The new health care law also promises an expansion of Medicaid, although some Republican governors, like Florida's Rick Scott, have not yet decided whether to take the federal money because they worry about the long-term cost of enrolling more people.

Insurers, however, see the change as an opportunity for growth, especially since so many low-income people will move back and forth between the exchanges and Medicaid to find coverage. "There's a lot of maneuvering to get into the Medicaid space," said Jack A. Rovner, a Chicago lawyer who advises health care clients on the changing dynamics of the industry.

Some companies, such as WellPoint and Aetna, recently bought insurers specializing in the Medicaid market, and Florida Blue is partnering with AmeriHealth Mercy, a company affiliated with Blue Cross plans that specializes in Medicaid and operates in 14 states. The two recently invested in a provider network that focuses on low-income clients, and they are bidding with the group for a contract to manage some of the state's 3 million Medicaid beneficiaries.

Like many insurers, Florida Blue has also been experimenting with various ventures with hospitals and doctors. While UnitedHealth had difficulty several years ago starting a so-called medical home program, in which doctors would be paid to be responsible for better care and coordination of a group of patients, the Blue plan has already enlisted nearly 2,400 of Florida's doctors in the program, making it one of the largest in the nation.

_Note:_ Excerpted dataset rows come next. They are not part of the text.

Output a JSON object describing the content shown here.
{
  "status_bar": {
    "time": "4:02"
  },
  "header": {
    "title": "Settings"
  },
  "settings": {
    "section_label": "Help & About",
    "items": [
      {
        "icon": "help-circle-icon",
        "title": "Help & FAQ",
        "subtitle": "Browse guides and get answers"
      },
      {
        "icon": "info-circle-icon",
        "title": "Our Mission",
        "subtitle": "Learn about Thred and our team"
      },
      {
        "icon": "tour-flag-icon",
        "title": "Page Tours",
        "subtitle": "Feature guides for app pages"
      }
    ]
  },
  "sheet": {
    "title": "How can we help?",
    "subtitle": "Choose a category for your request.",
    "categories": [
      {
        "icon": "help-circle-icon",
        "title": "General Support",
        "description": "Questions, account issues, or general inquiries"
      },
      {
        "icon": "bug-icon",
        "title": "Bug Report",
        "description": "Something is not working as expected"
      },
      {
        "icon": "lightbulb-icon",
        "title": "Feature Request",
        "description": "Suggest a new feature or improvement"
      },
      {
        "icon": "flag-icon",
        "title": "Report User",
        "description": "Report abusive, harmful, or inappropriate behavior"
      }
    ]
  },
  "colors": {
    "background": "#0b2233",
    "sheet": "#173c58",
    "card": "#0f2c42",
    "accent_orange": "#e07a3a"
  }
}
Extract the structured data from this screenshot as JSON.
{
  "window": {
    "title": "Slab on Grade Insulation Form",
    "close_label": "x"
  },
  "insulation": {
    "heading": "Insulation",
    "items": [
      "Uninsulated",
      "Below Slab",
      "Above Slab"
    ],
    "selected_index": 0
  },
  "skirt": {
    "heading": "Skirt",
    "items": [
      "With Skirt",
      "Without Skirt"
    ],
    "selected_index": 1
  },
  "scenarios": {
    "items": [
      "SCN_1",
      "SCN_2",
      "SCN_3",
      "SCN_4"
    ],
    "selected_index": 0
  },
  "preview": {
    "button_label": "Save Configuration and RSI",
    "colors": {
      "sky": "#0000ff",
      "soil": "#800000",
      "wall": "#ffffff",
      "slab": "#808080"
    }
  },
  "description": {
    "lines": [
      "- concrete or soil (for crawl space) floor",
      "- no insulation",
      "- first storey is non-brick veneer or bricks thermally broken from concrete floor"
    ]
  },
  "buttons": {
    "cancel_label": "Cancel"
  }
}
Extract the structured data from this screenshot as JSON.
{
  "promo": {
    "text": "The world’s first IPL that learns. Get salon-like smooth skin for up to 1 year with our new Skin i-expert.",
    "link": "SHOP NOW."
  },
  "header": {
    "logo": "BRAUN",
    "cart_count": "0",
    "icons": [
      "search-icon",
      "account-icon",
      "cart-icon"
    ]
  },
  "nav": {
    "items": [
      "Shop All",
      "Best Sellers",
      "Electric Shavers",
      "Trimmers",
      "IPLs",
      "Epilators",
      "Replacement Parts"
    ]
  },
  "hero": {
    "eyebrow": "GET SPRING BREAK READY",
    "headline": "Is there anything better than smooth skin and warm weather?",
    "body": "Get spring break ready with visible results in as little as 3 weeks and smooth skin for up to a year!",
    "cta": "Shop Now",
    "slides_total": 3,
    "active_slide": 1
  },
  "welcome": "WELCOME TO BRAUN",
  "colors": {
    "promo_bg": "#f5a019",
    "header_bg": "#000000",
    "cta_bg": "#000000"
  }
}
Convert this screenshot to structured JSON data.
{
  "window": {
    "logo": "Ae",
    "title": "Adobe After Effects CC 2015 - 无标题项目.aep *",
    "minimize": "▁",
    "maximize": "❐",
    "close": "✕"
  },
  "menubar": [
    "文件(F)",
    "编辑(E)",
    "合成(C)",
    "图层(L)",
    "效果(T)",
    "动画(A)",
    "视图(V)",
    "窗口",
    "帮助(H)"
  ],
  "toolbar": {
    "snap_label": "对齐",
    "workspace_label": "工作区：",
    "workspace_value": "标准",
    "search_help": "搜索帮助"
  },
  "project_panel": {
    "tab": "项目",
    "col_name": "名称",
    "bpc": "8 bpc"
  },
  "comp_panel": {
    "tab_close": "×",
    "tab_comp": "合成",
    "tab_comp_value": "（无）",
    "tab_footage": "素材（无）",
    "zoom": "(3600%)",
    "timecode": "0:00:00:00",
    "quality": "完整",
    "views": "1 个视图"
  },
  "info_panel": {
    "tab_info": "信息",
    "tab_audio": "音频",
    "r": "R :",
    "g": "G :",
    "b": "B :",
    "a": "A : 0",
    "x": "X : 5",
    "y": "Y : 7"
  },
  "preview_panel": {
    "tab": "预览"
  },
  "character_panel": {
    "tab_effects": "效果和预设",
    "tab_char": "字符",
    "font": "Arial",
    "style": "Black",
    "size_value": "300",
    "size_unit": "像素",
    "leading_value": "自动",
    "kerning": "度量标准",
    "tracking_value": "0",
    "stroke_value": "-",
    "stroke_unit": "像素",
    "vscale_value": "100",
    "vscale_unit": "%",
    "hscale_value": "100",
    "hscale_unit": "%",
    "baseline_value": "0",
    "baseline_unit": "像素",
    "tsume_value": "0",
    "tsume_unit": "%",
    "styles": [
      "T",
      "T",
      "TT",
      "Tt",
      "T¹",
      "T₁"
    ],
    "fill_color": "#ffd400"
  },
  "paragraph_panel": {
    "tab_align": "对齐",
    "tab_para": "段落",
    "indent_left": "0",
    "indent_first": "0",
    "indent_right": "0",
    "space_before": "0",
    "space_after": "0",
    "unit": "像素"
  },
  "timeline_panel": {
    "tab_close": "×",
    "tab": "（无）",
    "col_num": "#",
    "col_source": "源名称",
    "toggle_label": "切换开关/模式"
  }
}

Florida Blue has had some missteps, however. Working with Disney, it developed Habit Heroes, an exhibit at Epcot where children could learn healthy habits like getting plenty of exercise. But the decision to develop characters like the chubby Lead Bottom led to criticism that the program was insensitive to overweight children, and a new exhibit was introduced last month.

Even the way insurers offer plans to people covered by their employer is threatening to change, as some companies look to private exchanges, where they may contribute a fixed amount toward the policy but let the worker choose the plan and even the insurer. While it is far from clear that these private-sector exchanges will take off, Florida Blue decided to participate in one.

"There's a lot of unknown there," said Jon Urbanek, a senior vice president at the insurer. "There's a lot of risk there."

So far, the experience has been positive: the insurer says it was chosen by 90 percent of the full-time Florida employees of Darden Restaurants, of Olive Garden and Red Lobster fame, who participated in the exchange.

But Geraghty's most immediate challenge is to prepare Florida Blue for 2014, even as he worries that the logistics will become increasingly hard as critical decisions remain unmade.

While he acknowledged that the insurer had "a lot of legwork to do" to be able to start offering plans for the exchange this October, he said he wasn't losing sleep over the uncertainty. "I don't rattle easily," he said.